Imprimis: I am a man who, from his youth upwards, has been filled with a profound conviction that the easiest way of life is the best. Hence, though I belong to a profession proverbially energetic and nervous even to turbulence at times, yet nothing of that sort have I ever suffered to invade my peace. I am one of those unambitious lawyers who never addresses a jury or in any way draws down public applause, but, in the cool tranquillity of a snug retreat, do  snug business among rich men’s bonds, and mortgages, and title deeds. All who know me consider me an eminently safe man.
(Primero: soy un hombre que, desde su juventud, está poseído por la profunda convicción de que el camino más fácil en la vida es el mejor. Por eso, aunque pertenezco a una profesión proverbialmente tonificante y excitante a veces hasta la turbulencia, nunca he dejado que esas cosas me perturben. Soy uno de esos abogados sin ambiciones, uno de ésos que nunca se dirige al jurado o se atrae el aplauso público, pero que en la serena tranquilidad de un respetable retiro, realizo respetables negocios entre los bonos de los ricos, las hipotecas y los títulos de propiedad. Todo el que me conoce no puede sino considerarme un hombre eminentemente digno de confianza)

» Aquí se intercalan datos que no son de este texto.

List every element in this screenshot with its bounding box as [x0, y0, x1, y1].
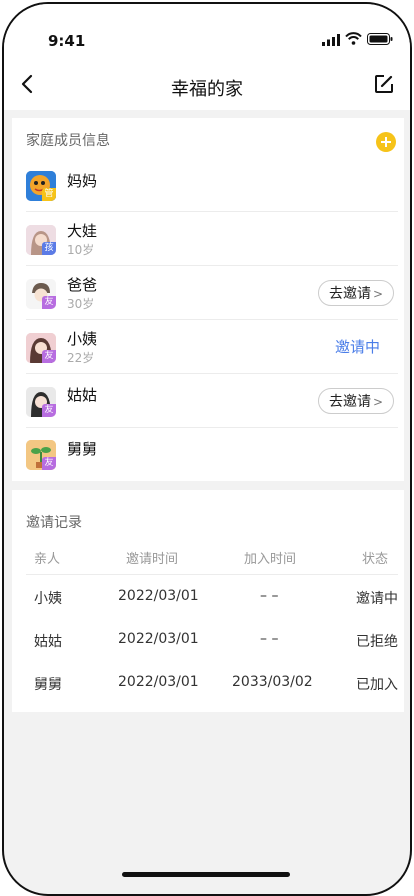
member-name: 爸爸 [67, 276, 98, 294]
chevron-right-icon: > [372, 395, 384, 409]
status-bar: 9:41 [4, 4, 410, 56]
member-row-aunt-paternal[interactable]: 友 姑姑 去邀请 > [12, 374, 404, 428]
member-tag: 管 [42, 188, 56, 201]
column-header: 亲人 [34, 552, 61, 567]
member-age: 22岁 [67, 351, 95, 365]
add-member-button[interactable] [376, 132, 396, 152]
member-row-mom[interactable]: 管 妈妈 [12, 158, 404, 212]
battery-icon [367, 33, 393, 45]
nav-bar: 幸福的家 [4, 56, 410, 110]
members-card: 家庭成员信息 管 妈妈 孩 大娃 10岁 友 爸爸 30岁 去邀请 > 友 小姨… [12, 118, 404, 481]
avatar: 管 [26, 171, 56, 201]
page-title: 幸福的家 [171, 79, 243, 100]
records-section-title: 邀请记录 [26, 515, 82, 531]
invite-button-label: 去邀请 [328, 286, 371, 302]
record-join-time: – – [260, 588, 279, 604]
avatar: 友 [26, 279, 56, 309]
invite-button[interactable]: 去邀请 > [318, 280, 394, 306]
record-invite-time: 2022/03/01 [118, 674, 199, 690]
table-row: 舅舅 2022/03/01 2033/03/02 已加入 [12, 662, 404, 705]
member-name: 小姨 [67, 330, 98, 348]
record-invite-time: 2022/03/01 [118, 631, 199, 647]
column-header: 邀请时间 [126, 552, 179, 567]
invite-button[interactable]: 去邀请 > [318, 388, 394, 414]
invite-button-label: 去邀请 [328, 394, 371, 410]
record-join-time: – – [260, 631, 279, 647]
member-row-uncle[interactable]: 友 舅舅 [12, 428, 404, 482]
home-indicator[interactable] [122, 872, 290, 877]
member-name: 妈妈 [67, 172, 98, 190]
member-name: 姑姑 [67, 386, 98, 404]
member-row-dad[interactable]: 友 爸爸 30岁 去邀请 > [12, 266, 404, 320]
member-tag: 孩 [42, 242, 56, 255]
phone-frame: 9:41 幸福的家 家庭成员信息 管 妈妈 孩 大娃 10岁 友 爸爸 30岁 … [2, 2, 412, 896]
avatar: 友 [26, 387, 56, 417]
member-tag: 友 [42, 296, 56, 309]
member-row-aunt-maternal[interactable]: 友 小姨 22岁 邀请中 [12, 320, 404, 374]
wifi-icon [345, 32, 362, 45]
inviting-status: 邀请中 [334, 338, 380, 356]
avatar: 友 [26, 333, 56, 363]
records-table-header: 亲人 邀请时间 加入时间 状态 [26, 544, 398, 575]
record-status: 邀请中 [356, 591, 398, 607]
member-name: 大娃 [67, 222, 98, 240]
invite-records-card: 邀请记录 亲人 邀请时间 加入时间 状态 小姨 2022/03/01 – – 邀… [12, 490, 404, 712]
member-tag: 友 [42, 457, 56, 470]
member-age: 30岁 [67, 297, 95, 311]
table-row: 小姨 2022/03/01 – – 邀请中 [12, 576, 404, 619]
member-age: 10岁 [67, 243, 95, 257]
record-relative: 姑姑 [34, 634, 62, 650]
record-status: 已加入 [356, 677, 398, 693]
member-name: 舅舅 [67, 440, 98, 458]
members-section-title: 家庭成员信息 [26, 133, 110, 149]
column-header: 加入时间 [244, 552, 297, 567]
table-row: 姑姑 2022/03/01 – – 已拒绝 [12, 619, 404, 662]
column-header: 状态 [362, 552, 389, 567]
record-relative: 小姨 [34, 591, 62, 607]
chevron-right-icon: > [372, 287, 384, 301]
edit-icon[interactable] [374, 74, 394, 94]
status-time: 9:41 [48, 32, 86, 50]
avatar: 孩 [26, 225, 56, 255]
member-row-child[interactable]: 孩 大娃 10岁 [12, 212, 404, 266]
member-tag: 友 [42, 350, 56, 363]
record-join-time: 2033/03/02 [232, 674, 313, 690]
record-relative: 舅舅 [34, 677, 62, 693]
record-invite-time: 2022/03/01 [118, 588, 199, 604]
record-status: 已拒绝 [356, 634, 398, 650]
member-tag: 友 [42, 404, 56, 417]
avatar: 友 [26, 440, 56, 470]
cellular-signal-icon [322, 34, 340, 46]
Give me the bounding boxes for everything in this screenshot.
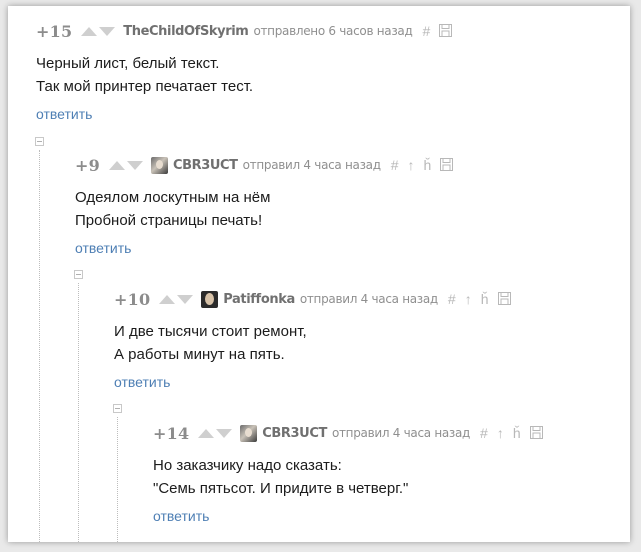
comment-score: +9 [75, 155, 100, 175]
vote-down-icon[interactable] [216, 428, 233, 438]
comment-author[interactable]: CBR3UCT [262, 426, 327, 441]
comment-line: Черный лист, белый текст. [36, 55, 220, 72]
reply-link[interactable]: ответить [36, 106, 92, 122]
reply-link[interactable]: ответить [153, 508, 209, 524]
branch-icon[interactable]: ȟ [513, 426, 521, 440]
permalink-icon[interactable]: # [391, 158, 399, 172]
vote-controls [81, 26, 116, 36]
comment-line: Пробной страницы печать! [75, 212, 263, 229]
avatar[interactable] [201, 290, 219, 308]
comment-line: Но заказчику надо сказать: [153, 457, 342, 474]
comment-timestamp: отправил 4 часа назад [331, 426, 471, 440]
save-icon[interactable] [440, 157, 454, 173]
comment: +15 TheChildOfSkyrim отправлено 6 часов … [36, 21, 453, 124]
save-icon[interactable] [439, 23, 453, 39]
comment-timestamp: отправил 4 часа назад [242, 158, 381, 172]
comment-tools: # [422, 23, 453, 39]
reply-link[interactable]: ответить [75, 240, 131, 256]
comment-header: +9 CBR3UCT отправил 4 часа назад # ↑ ȟ [75, 155, 454, 175]
thread-line [117, 417, 118, 542]
comment: +10 Patiffonka отправил 4 часа назад # ↑… [114, 289, 511, 392]
comment-line: И две тысячи стоит ремонт, [114, 323, 307, 340]
vote-up-icon[interactable] [159, 294, 176, 304]
collapse-icon[interactable] [35, 137, 44, 146]
parent-link-icon[interactable]: ↑ [465, 292, 472, 306]
comment-score: +15 [36, 21, 73, 41]
comment-score: +14 [153, 423, 190, 443]
vote-controls [108, 160, 143, 170]
permalink-icon[interactable]: # [480, 426, 488, 440]
vote-controls [159, 294, 194, 304]
comment-line: "Семь пятьсот. И придите в четверг." [153, 480, 409, 497]
vote-down-icon[interactable] [126, 160, 143, 170]
thread-line [78, 283, 79, 542]
parent-link-icon[interactable]: ↑ [408, 158, 415, 172]
vote-down-icon[interactable] [177, 294, 194, 304]
comment-author[interactable]: CBR3UCT [173, 158, 238, 173]
comment-line: Так мой принтер печатает тест. [36, 78, 254, 95]
comment: +9 CBR3UCT отправил 4 часа назад # ↑ ȟ О… [75, 155, 454, 258]
avatar[interactable] [150, 156, 168, 174]
collapse-icon[interactable] [113, 404, 122, 413]
collapse-icon[interactable] [74, 270, 83, 279]
reply-link[interactable]: ответить [114, 374, 170, 390]
comment-tools: # ↑ ȟ [480, 425, 543, 441]
comment-thread: +15 TheChildOfSkyrim отправлено 6 часов … [8, 6, 630, 542]
comment-body: Одеялом лоскутным на нём Пробной страниц… [75, 186, 453, 232]
comment-body: Черный лист, белый текст. Так мой принте… [36, 52, 452, 98]
comment-line: Одеялом лоскутным на нём [75, 189, 271, 206]
branch-icon[interactable]: ȟ [481, 292, 489, 306]
comment-body: И две тысячи стоит ремонт, А работы мину… [114, 320, 511, 366]
vote-controls [198, 428, 233, 438]
avatar[interactable] [240, 424, 258, 442]
parent-link-icon[interactable]: ↑ [497, 426, 504, 440]
comment-tools: # ↑ ȟ [391, 157, 454, 173]
comment-header: +14 CBR3UCT отправил 4 часа назад # ↑ ȟ [153, 423, 543, 443]
permalink-icon[interactable]: # [448, 292, 456, 306]
comment-header: +10 Patiffonka отправил 4 часа назад # ↑… [114, 289, 511, 309]
comment-timestamp: отправил 4 часа назад [299, 292, 438, 306]
vote-down-icon[interactable] [99, 26, 116, 36]
comment-timestamp: отправлено 6 часов назад [253, 24, 413, 38]
comment-tools: # ↑ ȟ [448, 291, 511, 307]
vote-up-icon[interactable] [198, 428, 215, 438]
comment-line: А работы минут на пять. [114, 346, 285, 363]
comment-author[interactable]: Patiffonka [223, 292, 295, 307]
comment-header: +15 TheChildOfSkyrim отправлено 6 часов … [36, 21, 453, 41]
permalink-icon[interactable]: # [422, 24, 430, 38]
comment-body: Но заказчику надо сказать: "Семь пятьсот… [153, 454, 543, 500]
save-icon[interactable] [497, 291, 511, 307]
branch-icon[interactable]: ȟ [424, 158, 432, 172]
comment-author[interactable]: TheChildOfSkyrim [123, 24, 249, 39]
vote-up-icon[interactable] [81, 26, 98, 36]
comment-score: +10 [114, 289, 151, 309]
save-icon[interactable] [529, 425, 543, 441]
thread-line [39, 150, 40, 542]
comment: +14 CBR3UCT отправил 4 часа назад # ↑ ȟ … [153, 423, 543, 526]
vote-up-icon[interactable] [108, 160, 125, 170]
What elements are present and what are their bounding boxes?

            Desde luego, yo no me fiaría de un tipo así por más que la gente respetable lo considere un hombre digno de confianza. Un hombre que trabaja para los bancos [3]. Muchas  veces olvidamos quién nos informa sobre Bartleby, pero estamos autorizados a dudar de su punto de vista y tal vez por esto nuestro protagonista esté condenado a moverse siempre en las sombras. Nuestro narrador ¿se atusa el bigote? ¿Lleva chaleco? ¿Le asoma la barriga por encima del pantalón? ¿Se sacude con incomodidad las migas de pan tras el almuerzo? ¿Mira a las mujeres de reojo? ¿Se detiene a contemplar la mar? Me gustaría verlo por la calle, pues seguro que se mira hacia otro lado cuando se encuentra con algún problema. Puede ser tolerante con Turkey, Nippers y Ginger Nut, pero tal vez sólo porque sabe gestionarlos: los trata como objetos de los que ha aprendido a sacar un beneficio. En efecto, tiene capacidad administrativa y el comportamiento que muestra es el de un agrimensor. Lo que él llama “compasión” no es una apariencia fruto de la curiosidad. El narrador se sitúa permanentemente en el ámbito de la respetabilidad y Bartleby sólo le sacará de sus casillas cuando con su inacción ponga en entredicho esa respetabilidad burguesa. Quien alguna vez ha enfrentado los vientos en la proa de un barco no puede jamás conformarse con semejante cosa, salvo al precio de estar muerto en vida. Tal vez el cadáver de Bartleby esté más vivo—de hecho él sigue vivo—que el resto de los personajes que deambulan como fantasmas de niebla por el relato. Melville debió sentir repulsión por el abogado y por eso debemos agradecerle más que escribiese este relato, pues Melville es el amanuense que se ha dejado poseer por el espíritu de Bartleby.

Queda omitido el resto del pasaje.